I examine my hand. The knuckles are bleeding where they struck his scales, and there’s a bit of his ichor on them as well. “It was not an attack. I told you. Why would I attack you after you saved me from the dinosaur
s? You really should let me look at that injury.”
He gazes down at me with great suspicion. “So you can make it worse, no doubt. You want nothing more than to torture and kill.”
I shrug. “I never want to kill anyone. That’s all you.”
“Everyone wants to murder a dragon and then brag about it,” he scoffs. “You will find that I am not nearly as easy to kill as you seem to think.”

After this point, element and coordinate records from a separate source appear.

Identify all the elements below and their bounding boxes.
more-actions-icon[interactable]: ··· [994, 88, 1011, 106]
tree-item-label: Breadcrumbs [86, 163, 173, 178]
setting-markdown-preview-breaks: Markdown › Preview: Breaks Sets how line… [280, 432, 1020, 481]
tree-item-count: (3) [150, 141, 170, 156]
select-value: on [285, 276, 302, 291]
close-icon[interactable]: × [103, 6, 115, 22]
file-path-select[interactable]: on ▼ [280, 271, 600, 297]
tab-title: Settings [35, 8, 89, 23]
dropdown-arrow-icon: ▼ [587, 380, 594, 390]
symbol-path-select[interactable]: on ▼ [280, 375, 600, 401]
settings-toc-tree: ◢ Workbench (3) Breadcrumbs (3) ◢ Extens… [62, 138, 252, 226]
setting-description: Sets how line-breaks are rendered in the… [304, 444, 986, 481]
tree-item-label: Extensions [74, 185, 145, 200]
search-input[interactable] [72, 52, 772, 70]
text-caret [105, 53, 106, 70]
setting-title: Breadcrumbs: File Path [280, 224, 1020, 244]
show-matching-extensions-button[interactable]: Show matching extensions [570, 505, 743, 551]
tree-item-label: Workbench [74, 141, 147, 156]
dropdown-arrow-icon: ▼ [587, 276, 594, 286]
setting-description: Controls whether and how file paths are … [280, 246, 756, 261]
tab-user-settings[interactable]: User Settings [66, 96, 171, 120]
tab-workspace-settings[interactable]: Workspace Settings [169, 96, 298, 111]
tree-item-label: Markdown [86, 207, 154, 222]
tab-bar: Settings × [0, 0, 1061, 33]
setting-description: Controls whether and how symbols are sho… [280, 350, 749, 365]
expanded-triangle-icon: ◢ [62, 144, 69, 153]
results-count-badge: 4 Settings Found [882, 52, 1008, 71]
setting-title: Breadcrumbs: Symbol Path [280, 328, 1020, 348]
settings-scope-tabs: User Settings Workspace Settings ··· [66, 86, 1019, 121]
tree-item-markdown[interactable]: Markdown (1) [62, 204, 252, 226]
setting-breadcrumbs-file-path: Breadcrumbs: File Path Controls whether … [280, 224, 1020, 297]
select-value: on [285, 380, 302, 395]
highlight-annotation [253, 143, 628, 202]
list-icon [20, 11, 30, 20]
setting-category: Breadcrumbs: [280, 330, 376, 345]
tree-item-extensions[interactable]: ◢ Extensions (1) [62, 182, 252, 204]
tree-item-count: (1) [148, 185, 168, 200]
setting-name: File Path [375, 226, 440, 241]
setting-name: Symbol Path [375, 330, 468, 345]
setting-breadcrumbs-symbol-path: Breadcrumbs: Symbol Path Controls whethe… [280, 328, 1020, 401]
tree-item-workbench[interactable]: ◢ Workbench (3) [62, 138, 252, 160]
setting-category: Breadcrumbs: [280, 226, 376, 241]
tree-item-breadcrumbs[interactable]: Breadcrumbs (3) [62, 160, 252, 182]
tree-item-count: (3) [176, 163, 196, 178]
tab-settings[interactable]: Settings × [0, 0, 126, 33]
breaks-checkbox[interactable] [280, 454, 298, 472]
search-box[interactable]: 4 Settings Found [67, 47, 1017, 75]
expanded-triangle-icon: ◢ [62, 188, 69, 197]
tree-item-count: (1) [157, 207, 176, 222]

I brush the withered not-pine needles off my dress and my hands, hoping I got away with it. “Suit yourself. The offer stands.”

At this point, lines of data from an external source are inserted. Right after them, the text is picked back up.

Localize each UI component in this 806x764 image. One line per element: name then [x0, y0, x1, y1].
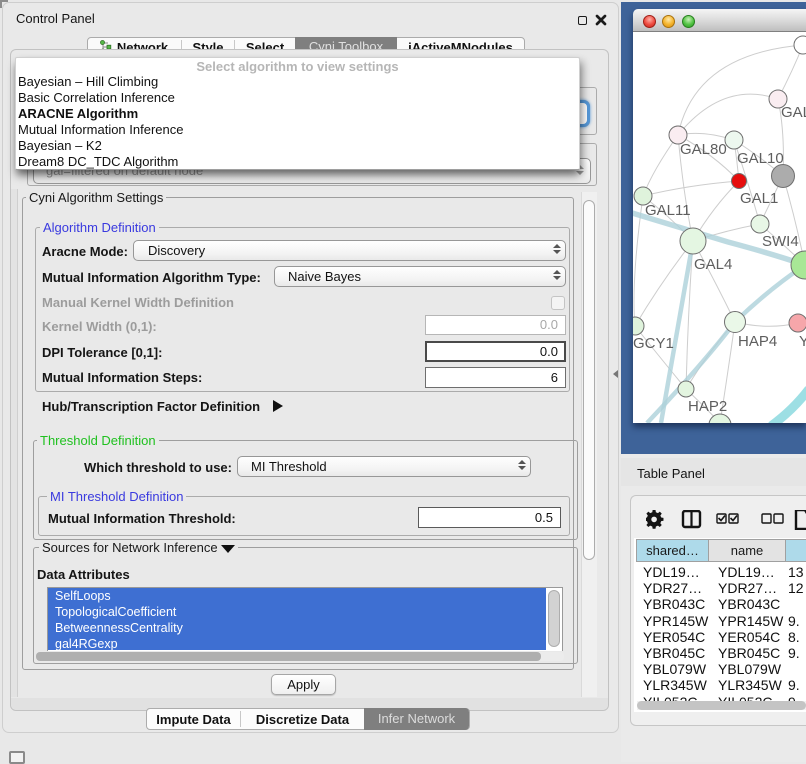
svg-text:SWI4: SWI4 — [762, 233, 799, 250]
svg-text:GAL10: GAL10 — [737, 150, 784, 167]
svg-text:HAP4: HAP4 — [738, 333, 777, 350]
svg-text:YJR: YJR — [799, 333, 806, 350]
svg-text:GAL80: GAL80 — [680, 141, 727, 158]
svg-text:HAP2: HAP2 — [688, 398, 727, 415]
svg-text:GAL7: GAL7 — [781, 104, 806, 121]
svg-text:GAL4: GAL4 — [694, 256, 732, 273]
svg-text:GCY1: GCY1 — [633, 335, 674, 352]
svg-text:GAL11: GAL11 — [645, 202, 691, 219]
svg-text:GAL1: GAL1 — [740, 190, 778, 207]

Well, at least I was able to trick him. I think.
And I was going to the village, anyway. If he wants to tag along behind me, then I’m sure the caveman dragon slayers will take good care of him when we get there.
If there even is a village anymore.
If any of the other girls are still alive.
If the girls haven’t already run all the way to the escape ship and left the planet. I can’t imagine anyone wanting to stay here after that dragon attack that killed at least Heidi and maybe more of us. I mean, the earthquake was bad enough on its own.
So many ifs.
The last one is the worst, for some reason. I can’t imagine a more terrible fate than being left behind here. The only girl on the planet, while my friends have escaped.
The thought sends another wave of coldness through me.
I only know that the village is probably to the south of here. Far, far to the south. This is a cold area, while the jungle is hot and tropical. From where the sun rises, I can tell which way is east and which is west. That gives me north and south, too.
Of course, this could be the southern hemisphere of the planet, which would mean I should walk to the north to get to warmer places.
But I have to pick one. So south it is. If things get colder, I guess I can always turn around.
I aim in what I hope is the right direction and start walking, fast.
Caronerax follows, keeping his distance. I can feel his intense blue and yellow gaze on me.